Afrika’da benzinin en ucuz olduğu hatta mazotdan bile ucuz olduğu yerlerden biri Nijerya. Petrol çıkıyor ama rafineri şu an çalışmıyor bildiğim kadarıyla. Bir on yıl önce insanlar petrolü bahçelerinde çıkarıyormuş ve devlet duruma el atmış . Beninden gelip benzin alıp bes lt.lik bidonlarda satıyorlar Benin’de. Benin biraz daha pahalı .Araçlar Türkiye’dekinden kat ve kat daha ucuz , Abuja Hilton’un arka bahçesinde tekerlekleri kilitli onlarca spor otomobil terk edilmiş , Zamanında iş yapmaya gelip geldiklerinde araba almışlar ama giderken satmaya bile gerek duymamışlar.
Sokaklarda , herbir hayvanı yürürken görmek , koşturan kalabalığı görmek , inanılmaz karmaşık trafiğine şahit olmak insana başta şaşırtıcı gelebilir ama insan sonra alışıyor . Tabiat ananın inanılmaz resmi , aniden bastırıp duran şiddetli yağmur ve ardından anında kuruyan toprak sizi farklı bir şekilde Nijerya’ya çekiyor.
Heyecanlı gür sesleri ile bağırarak konuşmaları size başta kavga ediyorlarmış gibi gözüksede tarzları bu .Kavgayı sevmezler , hele beyaz adama saldırganlıkları pek de cesaret ister .

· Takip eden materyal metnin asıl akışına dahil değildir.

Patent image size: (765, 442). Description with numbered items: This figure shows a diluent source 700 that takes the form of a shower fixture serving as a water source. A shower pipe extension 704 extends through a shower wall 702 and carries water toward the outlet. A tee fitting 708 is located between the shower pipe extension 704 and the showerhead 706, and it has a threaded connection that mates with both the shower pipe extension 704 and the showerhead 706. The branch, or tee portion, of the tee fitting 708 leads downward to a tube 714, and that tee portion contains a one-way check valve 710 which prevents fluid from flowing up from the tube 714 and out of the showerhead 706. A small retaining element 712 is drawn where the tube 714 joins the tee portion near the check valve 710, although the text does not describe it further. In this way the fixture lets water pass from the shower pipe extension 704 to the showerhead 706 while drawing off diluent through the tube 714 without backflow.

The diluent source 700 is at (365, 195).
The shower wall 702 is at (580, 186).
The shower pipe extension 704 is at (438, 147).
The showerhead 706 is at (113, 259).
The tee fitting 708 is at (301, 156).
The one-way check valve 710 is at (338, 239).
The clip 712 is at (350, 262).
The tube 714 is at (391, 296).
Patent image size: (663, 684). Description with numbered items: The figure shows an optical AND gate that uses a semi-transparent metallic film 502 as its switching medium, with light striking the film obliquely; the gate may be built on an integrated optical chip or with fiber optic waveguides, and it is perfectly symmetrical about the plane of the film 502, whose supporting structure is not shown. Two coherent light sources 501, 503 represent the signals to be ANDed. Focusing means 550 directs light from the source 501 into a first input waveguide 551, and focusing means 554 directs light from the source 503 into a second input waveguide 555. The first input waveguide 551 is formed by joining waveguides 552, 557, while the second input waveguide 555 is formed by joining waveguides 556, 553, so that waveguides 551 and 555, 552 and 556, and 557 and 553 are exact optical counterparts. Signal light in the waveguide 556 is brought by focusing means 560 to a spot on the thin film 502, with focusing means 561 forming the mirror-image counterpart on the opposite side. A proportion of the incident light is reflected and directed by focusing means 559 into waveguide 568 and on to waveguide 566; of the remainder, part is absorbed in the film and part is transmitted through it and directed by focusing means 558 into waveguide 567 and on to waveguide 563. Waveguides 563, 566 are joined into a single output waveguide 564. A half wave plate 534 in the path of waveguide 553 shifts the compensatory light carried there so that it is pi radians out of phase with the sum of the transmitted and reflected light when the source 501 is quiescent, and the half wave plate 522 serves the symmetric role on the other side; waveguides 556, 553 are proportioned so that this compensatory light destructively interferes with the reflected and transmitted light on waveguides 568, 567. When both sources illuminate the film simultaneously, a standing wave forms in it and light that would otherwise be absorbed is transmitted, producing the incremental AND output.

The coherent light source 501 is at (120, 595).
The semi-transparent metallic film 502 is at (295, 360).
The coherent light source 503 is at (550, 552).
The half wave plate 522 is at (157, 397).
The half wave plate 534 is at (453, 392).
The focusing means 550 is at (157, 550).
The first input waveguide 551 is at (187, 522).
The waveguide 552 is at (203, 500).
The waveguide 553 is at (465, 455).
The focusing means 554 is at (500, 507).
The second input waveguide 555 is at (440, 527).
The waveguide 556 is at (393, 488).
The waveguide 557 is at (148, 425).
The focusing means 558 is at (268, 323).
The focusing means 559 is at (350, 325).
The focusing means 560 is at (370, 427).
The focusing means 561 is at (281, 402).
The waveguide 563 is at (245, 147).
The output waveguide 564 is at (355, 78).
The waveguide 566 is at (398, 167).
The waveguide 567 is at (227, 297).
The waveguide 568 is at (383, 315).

İlk işim için orya gittiğimde "Bir insanın Nijerya ‘da yaşarken neye ihtiyacı olur?" diye düşünmüştüm. Bir ev ve gerekli konfor cihazlarını temin edebilirsiniz. Bir jeneratörünüz olsun yeterlidir , internetten telefona , play stationdan , bir tv’ye. Tamamen beklentilerinizle alakalı.
Bu arada Nijeyalılar pembe dizileri çok severler, iş konuşurlarken bile gözleri televizyonda ‘Africa Magic’dedir. Teatral yeteneklerini takdir etmek gerekir ki.
Müziklere gelince , her yer de müzik çalar ve sizi de ritme sokarlar. Geleneksel giysilerini ve hangi günlerde giydiklerini ve anlamlarını bilmek gerekir. Konuşulan etnik dillerden Housa ve Yorubadan birkaç kelime bilmek her Afrika ülkesinde olduğu gibi bir gülümsemenin arkasından tatlı dostlukları getirebilir.
Buradaki konferanslarda bürokratlarımız Nijerya’ya gidin derler ; ama Abuja’daki konsolosluğa gittiğinizde kapıda beklersiniz , ticaret ateşesi de neden geldiğinizi sorar. Nijerya'da her alanda iş imkanı fazlasıyla bulunmakta ve dünyada yaptığınız yatırımı en hızlı geri alabileceğiniz yerdir. Verdiğiniz çabanın karşılığını fazlasıyla alacağınız yerdir Nijerya.
Türkler genelde ticarete olarak restorant , mobilya satışı gibi işler yapıyor ; susam getirenler var , bir de inşaat firması var yol ve benzeri işeri yapıyor. Nakit paranın döndüğü ülkede ne iş yapsanız para kazanırsınız. Ama bir showroom açılması şarttır çünkü alıcı malı görmek ister çünkü katalogla mal satmak oldukça zordur .
Nijerya , anlaşılmayı bekleyen bir ülke , know-how’a ihtiyaçları var. Evet işçilik çok ucuz ama koordine olmaya ihtiyaçları var . Elektrik problemi var ama neden o hidroelektrik santralleri çalıştırılmıyor . Önümüzdeki yıllarda Orta Afrikadaki petrol hareketi Nijeryayı çok kalkındıracak . İnşaat konusunda inanılmaz bir yol var önlerinde, alt yapı şu an için sadece Abuja’da ve Oteller bölgesinde.